According to the Conservation Law Foundation, plastic bag production releases highly-toxic chemicals that negatively impact the health of surrounding communities – communities that are notoriously underserved with high poverty rates. In New Jersey specifically, Dover is home to the plastic packaging company DanaPoly Inc. and according to Data USA, the poverty rate in Dover runs at 10%. The pollution coming from the factory can only put the community at a further disadvantage.
The plastic bags end up in places where sea animals usually get their food which can be fatal for marine life, according to EMagazine. Plastic waste has sparked outrage amongst marine life lovers on social media by sharing photos of beached whales with bellies full of plastic and a viral video of a fisherman pulling a plastic straw out of a sea turtle’s nose. On top of this, Consumer Reports website says when plastic bags are incinerated after use, they release greenhouse gasses and toxic chemicals into the atmosphere.

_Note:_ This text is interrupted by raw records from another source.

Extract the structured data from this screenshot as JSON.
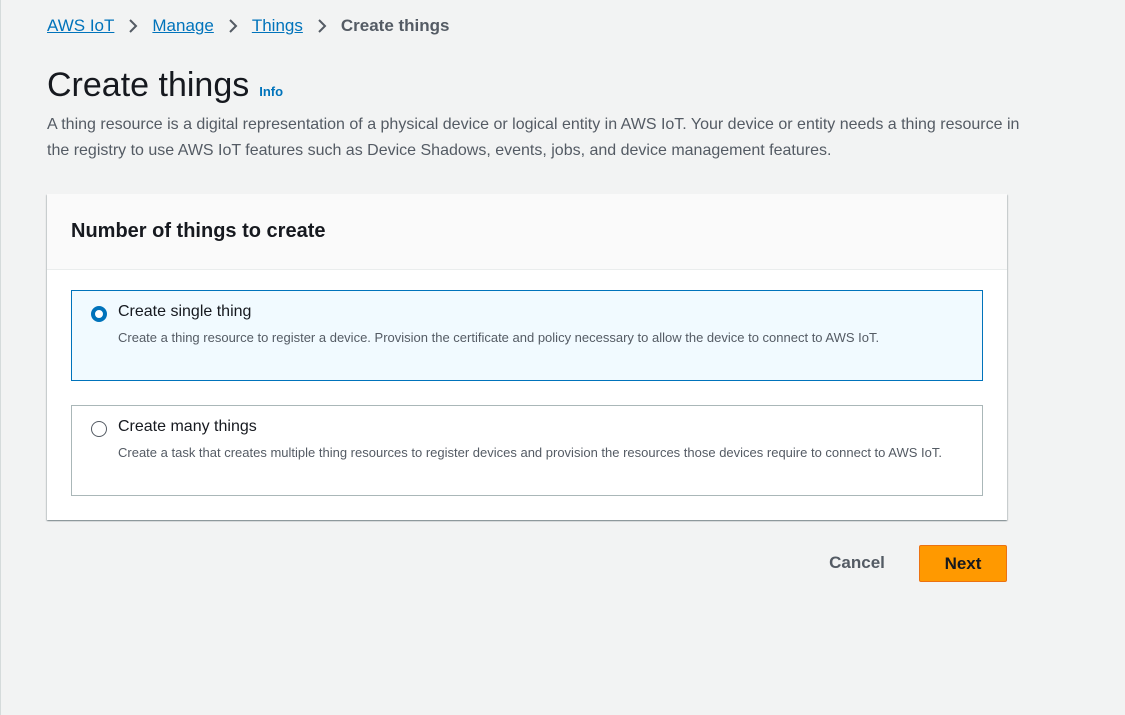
{
  "breadcrumb": {
    "items": [
      {
        "label": "AWS IoT"
      },
      {
        "label": "Manage"
      },
      {
        "label": "Things"
      }
    ],
    "current": "Create things"
  },
  "header": {
    "title": "Create things",
    "info_label": "Info",
    "description": "A thing resource is a digital representation of a physical device or logical entity in AWS IoT. Your device or entity needs a thing resource in the registry to use AWS IoT features such as Device Shadows, events, jobs, and device management features."
  },
  "panel": {
    "title": "Number of things to create",
    "options": [
      {
        "label": "Create single thing",
        "description": "Create a thing resource to register a device. Provision the certificate and policy necessary to allow the device to connect to AWS IoT.",
        "selected": true
      },
      {
        "label": "Create many things",
        "description": "Create a task that creates multiple thing resources to register devices and provision the resources those devices require to connect to AWS IoT.",
        "selected": false
      }
    ]
  },
  "actions": {
    "cancel_label": "Cancel",
    "next_label": "Next"
  },
  "colors": {
    "link": "#0073bb",
    "primary_button": "#ff9900",
    "selected_bg": "#f1faff",
    "page_bg": "#f2f3f3"
  }
}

For proponents of keeping single-use bags in stores, paper bags seem like the obvious alternative, but they come with their own set of drawbacks. Although paper bags do not result in as many greenhouse gas emissions in their production process, they are extremely resource-intensive to produce, according to BBC News.This is because growing trees requires vast amounts of water and fertilizer and cutting down trees for this purpose can also be harmful to ecosystems. Recycled paper bags, on the other hand, are far more appealing from an environmental standpoint since their production does not consist of cutting down trees, and requires much less energy. The plus side to paper bag usage is that they can be easily recycled or composted while their plastic bag counterparts can take up to 1,000 years to break down.
The most viable option for carrying our groceries out of the store and helping the environment is reusable tote bags. Some argue that producing reusable bags is more energy-intensive than producing plastic, but a 2018 life-cycle study conducted by the Danish Ministry of Environment and Food found that a reusable bag only needs 52 uses before it brings the carbon footprint of using the equivalent in single-use plastic bags to neutral. Although this number sounds steep, using the same reusable bag for a weekly trip to the grocery store for a year can accomplish this. Not to mention the diverse uses of reusable bags, from packing things to go home for a long weekend to bringing lunch to a friend.
Overall, New Jersey’s plastic bag ban can lead to a major positive impact on our country’s ecosystem. Although it will be a bit of an adjustment, Drew students have had ample time to adjust thanks to the forward-thinking of the Madison Borough policy. The entire state following in the footsteps of townships like Madison and Chatham can bring better conditions to our state and lessen litter and plastic pollution. New Jersey needs to accept the change and work for the greater good of our environment.